I'm struggling with an algorithm i've attempted in C.

The idea of the algorithm is to take a given range of numbers, say 1..100, and divide it into n equal chunks, with the final chunk absorbing any remainders. This a really common algorithm, but i don't know it's name to look up a reference implentation.

Here's my attempt thus far:

  1. Identify a range the process should work on
  2. Partition that range into equal chunks, so that the chunks can be allocated to worker threads
  3. Fire each chunk out to a thread for processing

/* Upper and lower bounds of the partition, packed for easy passing into a thread */
struct bounds_s {
  int upper;
  int lower;
};
typedef struct bounds_s bounds_t;

...

bounds_t global_bounds = { 100, 1 }; /* This would normally come from command line opts */

...

/* This lives in a for loop.
   curr_thr iterates between 0 and total_thr-1.
   global_bounds is the entire partition this process will work on
   thread_bounds is to be populated with the boundaries of this thread's subdivision of the partition */
per_thread_bounds( curr_thr, total_thr, &global_bounds, &thread_bounds );

Where per_thread_bounds is defined as:


/* Work out how many subparitions to partition the global domain into,
   and what the bounds of this thread should be */
void per_thread_bounds( int curr_thr, int total_thr, bounds_t const *global_bounds, bounds_t *thread_bounds ) {

  /* How big is the total range we're dealing with? Divide it by the total number of threads
     to find out how big a partition to assign to each worker thread */
  int partition_size;
  partition_size = (int)((global_bounds->upper - global_bounds->lower)/total_thr)+1;

  /* Assign a partition's worth of range in the first instance, and tweak for
     special cases thereafter */
  thread_bounds->lower = global_bounds->lower;
  thread_bounds->upper = global_bounds->lower + ( partition_size - 1 );

  /* Special case: This is not the first CPU (i.e. not the first partition of range to assign
     and is not the last CPU -- so don't need to soak up the remainders to the end of the range */
  if( curr_thr > 0 ) {
    thread_bounds->lower += curr_thr * partition_size;
    thread_bounds->upper += curr_thr * partition_size;
  }
  /* Special case: This is the last thread, should soak up the rest of the partition */
  if( curr_thr == (total_thr-1) ) {
    thread_bounds->upper = global_bounds->upper;
  }

}

This works fine for n (or total_thr) < 11, for the given range 1..100. However when i choose 11 worker threads over the range 1..100, the numbers are divided up as per 10 worker threads, leaving a spare worker thread (#11) which is allocated a range 101..100!
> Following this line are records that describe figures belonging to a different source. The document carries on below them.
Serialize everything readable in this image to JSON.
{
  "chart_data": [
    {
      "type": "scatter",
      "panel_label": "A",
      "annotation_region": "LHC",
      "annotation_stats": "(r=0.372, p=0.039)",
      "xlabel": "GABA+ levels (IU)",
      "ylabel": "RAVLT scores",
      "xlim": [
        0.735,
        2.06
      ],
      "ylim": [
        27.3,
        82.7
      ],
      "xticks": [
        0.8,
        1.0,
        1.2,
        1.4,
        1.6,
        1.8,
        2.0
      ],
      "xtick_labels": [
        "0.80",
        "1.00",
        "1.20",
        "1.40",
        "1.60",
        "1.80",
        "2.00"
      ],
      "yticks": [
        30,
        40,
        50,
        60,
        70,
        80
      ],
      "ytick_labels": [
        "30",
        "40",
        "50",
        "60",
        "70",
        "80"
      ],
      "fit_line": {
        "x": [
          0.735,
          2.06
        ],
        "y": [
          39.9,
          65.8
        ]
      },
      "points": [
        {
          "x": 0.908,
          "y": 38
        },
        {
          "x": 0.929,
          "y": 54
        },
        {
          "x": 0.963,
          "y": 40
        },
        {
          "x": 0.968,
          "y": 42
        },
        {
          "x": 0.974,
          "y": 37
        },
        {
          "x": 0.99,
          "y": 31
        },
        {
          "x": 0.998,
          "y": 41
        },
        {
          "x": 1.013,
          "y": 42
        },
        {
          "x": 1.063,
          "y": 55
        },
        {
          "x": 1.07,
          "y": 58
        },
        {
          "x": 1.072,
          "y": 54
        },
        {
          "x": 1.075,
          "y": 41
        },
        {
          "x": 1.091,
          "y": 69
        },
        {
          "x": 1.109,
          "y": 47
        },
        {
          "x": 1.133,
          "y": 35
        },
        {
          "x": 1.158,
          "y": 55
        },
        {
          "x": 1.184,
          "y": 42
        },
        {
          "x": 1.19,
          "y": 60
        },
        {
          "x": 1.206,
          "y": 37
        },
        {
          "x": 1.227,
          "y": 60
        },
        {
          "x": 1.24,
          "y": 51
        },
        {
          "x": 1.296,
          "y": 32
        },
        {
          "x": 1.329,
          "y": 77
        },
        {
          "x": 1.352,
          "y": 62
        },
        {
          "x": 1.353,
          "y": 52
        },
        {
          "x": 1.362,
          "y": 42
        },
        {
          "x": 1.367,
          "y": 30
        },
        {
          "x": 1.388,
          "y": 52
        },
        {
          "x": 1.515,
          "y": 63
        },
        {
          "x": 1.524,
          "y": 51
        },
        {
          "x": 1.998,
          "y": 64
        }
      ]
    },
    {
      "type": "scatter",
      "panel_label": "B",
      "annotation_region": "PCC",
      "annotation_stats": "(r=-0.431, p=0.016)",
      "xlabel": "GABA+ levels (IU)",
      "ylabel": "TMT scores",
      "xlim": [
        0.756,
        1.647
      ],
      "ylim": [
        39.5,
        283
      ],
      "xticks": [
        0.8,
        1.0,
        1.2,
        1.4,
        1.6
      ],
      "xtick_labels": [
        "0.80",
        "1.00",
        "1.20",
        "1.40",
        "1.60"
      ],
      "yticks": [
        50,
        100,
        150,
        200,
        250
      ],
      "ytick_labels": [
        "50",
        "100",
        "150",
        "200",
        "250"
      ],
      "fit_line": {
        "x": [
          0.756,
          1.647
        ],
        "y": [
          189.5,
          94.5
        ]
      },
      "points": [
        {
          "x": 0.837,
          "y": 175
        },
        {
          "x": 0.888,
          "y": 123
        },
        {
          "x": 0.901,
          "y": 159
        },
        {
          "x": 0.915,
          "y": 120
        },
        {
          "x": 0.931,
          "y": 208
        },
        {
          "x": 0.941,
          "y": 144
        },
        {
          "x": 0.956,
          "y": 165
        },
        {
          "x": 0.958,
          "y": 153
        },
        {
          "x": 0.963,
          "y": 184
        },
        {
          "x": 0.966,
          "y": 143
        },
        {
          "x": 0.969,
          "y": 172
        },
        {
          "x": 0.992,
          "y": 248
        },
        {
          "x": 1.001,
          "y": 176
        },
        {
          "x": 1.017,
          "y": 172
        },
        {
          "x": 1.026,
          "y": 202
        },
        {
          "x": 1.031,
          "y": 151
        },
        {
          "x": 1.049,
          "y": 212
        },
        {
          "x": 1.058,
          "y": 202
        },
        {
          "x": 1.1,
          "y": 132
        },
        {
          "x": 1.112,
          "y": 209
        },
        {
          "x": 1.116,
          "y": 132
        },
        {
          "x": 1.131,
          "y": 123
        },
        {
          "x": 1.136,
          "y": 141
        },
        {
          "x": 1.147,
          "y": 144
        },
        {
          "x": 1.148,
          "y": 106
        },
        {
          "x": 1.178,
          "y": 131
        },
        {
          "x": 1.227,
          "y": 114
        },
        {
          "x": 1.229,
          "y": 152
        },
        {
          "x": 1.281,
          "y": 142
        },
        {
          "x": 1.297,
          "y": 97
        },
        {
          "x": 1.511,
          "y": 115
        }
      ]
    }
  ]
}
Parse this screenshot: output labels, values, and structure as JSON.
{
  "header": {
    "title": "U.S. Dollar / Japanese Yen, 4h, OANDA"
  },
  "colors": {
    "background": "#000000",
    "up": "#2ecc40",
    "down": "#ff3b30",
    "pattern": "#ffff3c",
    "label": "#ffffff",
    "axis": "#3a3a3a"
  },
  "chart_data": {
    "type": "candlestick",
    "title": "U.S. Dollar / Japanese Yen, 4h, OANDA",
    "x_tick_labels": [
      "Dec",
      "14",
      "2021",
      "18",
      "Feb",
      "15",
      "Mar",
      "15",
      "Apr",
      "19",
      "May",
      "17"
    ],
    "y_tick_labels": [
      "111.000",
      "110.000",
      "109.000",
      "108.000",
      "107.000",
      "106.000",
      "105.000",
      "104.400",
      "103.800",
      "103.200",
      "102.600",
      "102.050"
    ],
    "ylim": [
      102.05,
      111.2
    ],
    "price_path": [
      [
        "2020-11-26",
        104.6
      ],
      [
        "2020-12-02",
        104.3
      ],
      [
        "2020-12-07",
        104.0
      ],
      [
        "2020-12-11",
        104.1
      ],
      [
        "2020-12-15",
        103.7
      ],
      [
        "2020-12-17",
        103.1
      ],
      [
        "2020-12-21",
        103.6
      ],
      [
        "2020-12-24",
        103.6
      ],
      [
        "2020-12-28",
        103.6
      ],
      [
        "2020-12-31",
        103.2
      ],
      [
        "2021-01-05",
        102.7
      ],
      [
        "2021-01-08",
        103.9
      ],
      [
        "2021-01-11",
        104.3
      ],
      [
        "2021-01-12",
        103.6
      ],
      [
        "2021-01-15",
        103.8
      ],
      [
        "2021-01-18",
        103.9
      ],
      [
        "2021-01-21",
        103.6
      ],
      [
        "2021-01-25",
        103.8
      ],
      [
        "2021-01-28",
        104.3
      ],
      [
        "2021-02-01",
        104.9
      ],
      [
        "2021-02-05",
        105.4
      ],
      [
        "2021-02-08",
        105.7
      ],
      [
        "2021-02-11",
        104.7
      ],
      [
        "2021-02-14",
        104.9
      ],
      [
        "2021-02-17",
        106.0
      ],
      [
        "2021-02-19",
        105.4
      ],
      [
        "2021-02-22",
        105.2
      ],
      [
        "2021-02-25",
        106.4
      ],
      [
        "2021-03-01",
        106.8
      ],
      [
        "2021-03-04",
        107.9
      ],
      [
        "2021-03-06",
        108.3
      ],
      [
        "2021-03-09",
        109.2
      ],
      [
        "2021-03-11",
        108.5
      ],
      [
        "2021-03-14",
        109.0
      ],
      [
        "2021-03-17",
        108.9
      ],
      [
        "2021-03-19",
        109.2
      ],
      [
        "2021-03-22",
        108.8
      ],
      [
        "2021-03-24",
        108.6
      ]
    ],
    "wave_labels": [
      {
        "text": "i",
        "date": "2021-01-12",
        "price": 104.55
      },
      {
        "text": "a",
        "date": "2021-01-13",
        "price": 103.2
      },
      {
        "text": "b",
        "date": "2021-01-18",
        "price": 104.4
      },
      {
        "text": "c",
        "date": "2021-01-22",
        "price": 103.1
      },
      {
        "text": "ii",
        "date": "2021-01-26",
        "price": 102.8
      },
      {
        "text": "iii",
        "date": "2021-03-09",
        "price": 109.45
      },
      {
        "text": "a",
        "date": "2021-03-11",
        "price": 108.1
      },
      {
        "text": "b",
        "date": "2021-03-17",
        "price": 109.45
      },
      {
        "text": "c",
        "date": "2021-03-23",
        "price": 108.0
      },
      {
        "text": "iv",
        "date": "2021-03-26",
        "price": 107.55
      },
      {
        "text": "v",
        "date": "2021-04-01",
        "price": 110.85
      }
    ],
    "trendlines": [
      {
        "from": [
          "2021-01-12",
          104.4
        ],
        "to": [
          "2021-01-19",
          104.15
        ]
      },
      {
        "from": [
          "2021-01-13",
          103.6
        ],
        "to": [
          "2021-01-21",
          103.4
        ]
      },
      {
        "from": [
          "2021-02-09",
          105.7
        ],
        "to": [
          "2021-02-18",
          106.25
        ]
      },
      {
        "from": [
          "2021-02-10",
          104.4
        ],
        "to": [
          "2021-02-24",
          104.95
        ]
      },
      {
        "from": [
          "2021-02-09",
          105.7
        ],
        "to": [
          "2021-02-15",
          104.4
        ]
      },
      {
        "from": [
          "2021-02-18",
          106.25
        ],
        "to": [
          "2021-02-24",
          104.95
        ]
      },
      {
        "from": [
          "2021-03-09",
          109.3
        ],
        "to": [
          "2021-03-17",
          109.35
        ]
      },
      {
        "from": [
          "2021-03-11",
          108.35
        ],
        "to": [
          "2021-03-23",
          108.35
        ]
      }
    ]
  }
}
Not what i intended :slight_smile:

So i guess it's todo with my rounding, and generally poor algorithm for partitioning a range. How do i improve it?

Many thanks in advance,

-c

Ok so it was my rounding all along! :slight_smile:

Specifically it's this line which was iffy -

partition_size = (int)((global_bounds->upper - global_bounds->lower)/total_thr)+1;

By choosing to do the arithmetic in float's, then truncate to an int at the very last minute is the way to go -

partition_size = ((float)(global_bounds->upper - global_bounds->lower)/(float)total_cpus)+0.5;

The subtle ones are always the best! :slight_smile:

-c

You could also spawn off a number of threads and have each one pull the next item off the entire range. I.E. have a "next range item" variable and a mutex that protects it.

Each thread (in a loop until all values in the range are processed) locks the mutex, take the current value, increments it, unlock the mutex, and computes on the current value. This does create a hot spot at the mutex, but if the computation takes significantly long then I don't see that being a big deal.